Bryan tiró del cuello de la chaqueta de piel de James con cuidado, dándole la vuelta, de manera que estuvieran frente a frente. La palidez resaltaba las líneas del cráneo de James. Éste se encogió de hombros y volvió a dirigir la mirada a las vías del tren. Empezaba a clarear lentamente y las sombras en el valle se tornaron móviles y adquirieron forma; una visión majestuosa a la vez que aterradora. El sonido de los enormes convoyes era transportado hasta ellos en pequeñas oleadas por el viento. Los vagones pasaban uno detrás de otro como una cuerda de salvamento entre el frente y la patria.
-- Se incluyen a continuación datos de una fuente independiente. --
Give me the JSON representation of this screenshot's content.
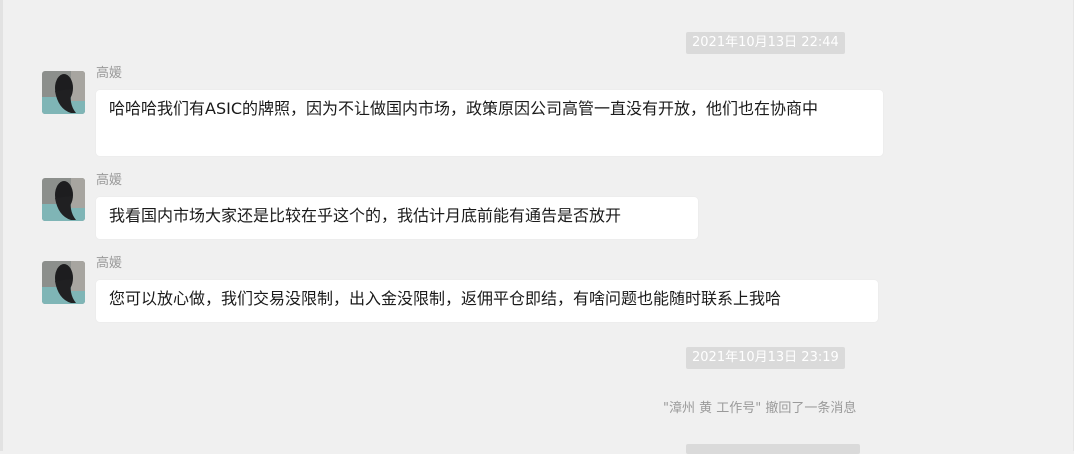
{
  "chat": {
    "timestamps": [
      "2021年10月13日 22:44",
      "2021年10月13日 23:19"
    ],
    "messages": [
      {
        "sender": "高媛",
        "text": "哈哈哈我们有ASIC的牌照，因为不让做国内市场，政策原因公司高管一直没有开放，他们也在协商中"
      },
      {
        "sender": "高媛",
        "text": "我看国内市场大家还是比较在乎这个的，我估计月底前能有通告是否放开"
      },
      {
        "sender": "高媛",
        "text": "您可以放心做，我们交易没限制，出入金没限制，返佣平仓即结，有啥问题也能随时联系上我哈"
      }
    ],
    "recall_notice": "\"漳州 黄 工作号\" 撤回了一条消息",
    "avatar_icon": "avatar-photo-icon"
  }
}
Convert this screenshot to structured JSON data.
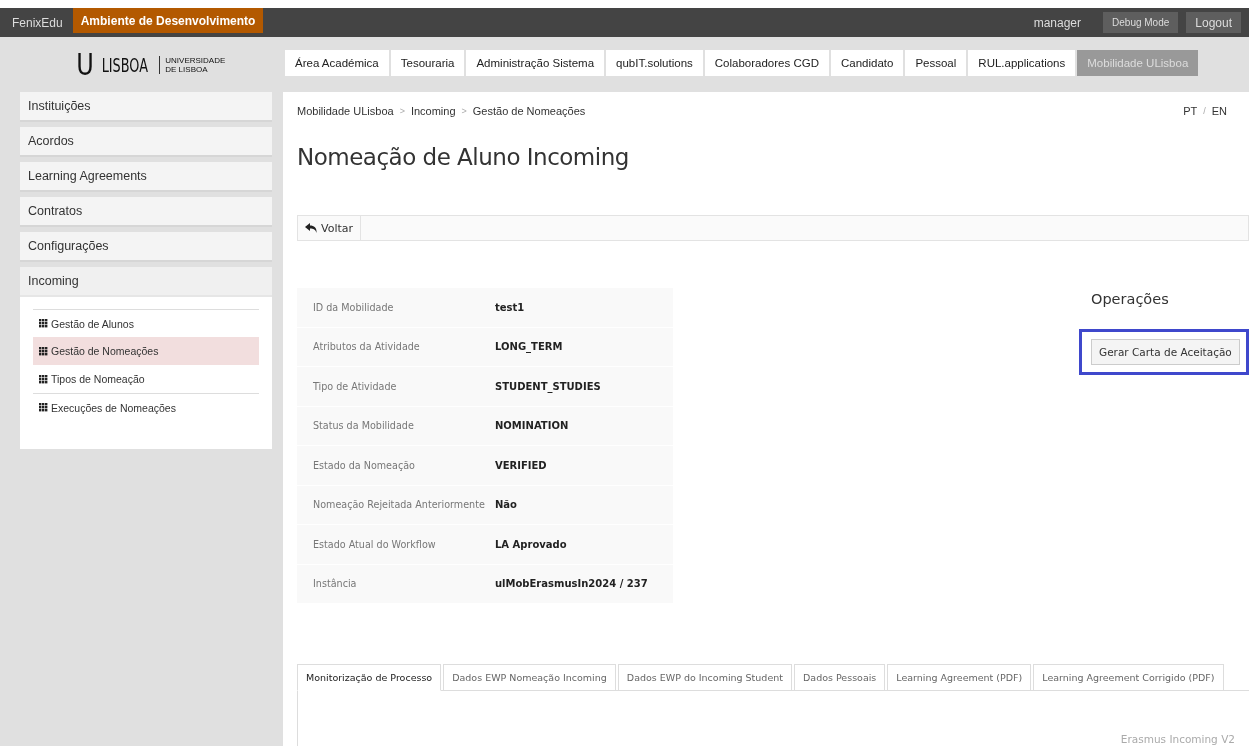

Locomotoras blindadas emitiendo bufidos, una eternidad de vagones plataforma protegidos por cañones, nidos de cañones automáticos al abrigo de sacos de arena y pardos vagones para el transporte de tropas, de entre cuyas cortinas bajadas no escapaba ni el más mínimo atisbo de luz. Una vez hubo pasado el convoy, otros sonidos anunciaron la aparición de nuevos convoyes.

Apenas transcurrían unos minutos entre el paso de un convoy y otro. Durante este corto espacio de tiempo, en el que sus rodillas habían empezado a dormirse bajo los cuerpos encogidos, debieron de pasar miles de destinos humanos; los veteranos extenuados y heridos hacia el oeste, los reservistas asustados y mudos hacia el este. Unas cuantas bombas lanzadas sobre este tramo todos los días y los rusos obtendrían el respiro que tanto ansiaban y el campo libre en la caldera infernal del frente este.

Bryan notó un tirón en la manga. James le impuso silencio con un gesto de la mano y aguzó los oídos. Entonces también Bryan lo oyó. Los sonidos llegaban de ambos lados.

—¿Perros? —Bryan asintió.

—Pero sólo en uno de los grupos, supongo.

James volvió el cuello de la chaqueta y se incorporó ligeramente.

—El otro grupo está motorizado. Ése era el zumbido que escuchamos antes. Deben de haber abandonado las motos cuando atravesábamos las zanjas.

—¿Los ves?

—No, pero debe de ser cuestión de segundos.

—¿Qué hacemos?

—¿Qué demonios crees que podemos hacer? —James volvió a agacharse y, estando en cuclillas, empezó a mecer el cuerpo hacia adelante y hacia atrás—. Hemos dejado tal rastro que incluso un ciego podría seguirlo.

—¿Entonces nos rendimos?

—¿Sabemos lo que hacen con los pilotos derribados?

—No me estás contestando, ¿nos rendimos?

—Tenemos que salir al descubierto, donde nos puedan ver. O creerán que pretendemos engañarlos.

En el momento en que Bryan se disponía a seguir a James hacia el fondo del valle notó el golpe traidor del viento. Un temblor sacudió la parte interior de sus mejillas.

Dieron unos rápidos pasos hasta encontrarse en campo abierto. Allí aguardaron, expectantes y con los brazos en alto, la llegada de sus perseguidores.

Primero no pasó nada. Las voces enmudecieron. Los movimientos cesaron. James susurró que los soldados tal vez habían pasado de largo y dejó caer los brazos.

En aquel mismo instante sonaron los disparos.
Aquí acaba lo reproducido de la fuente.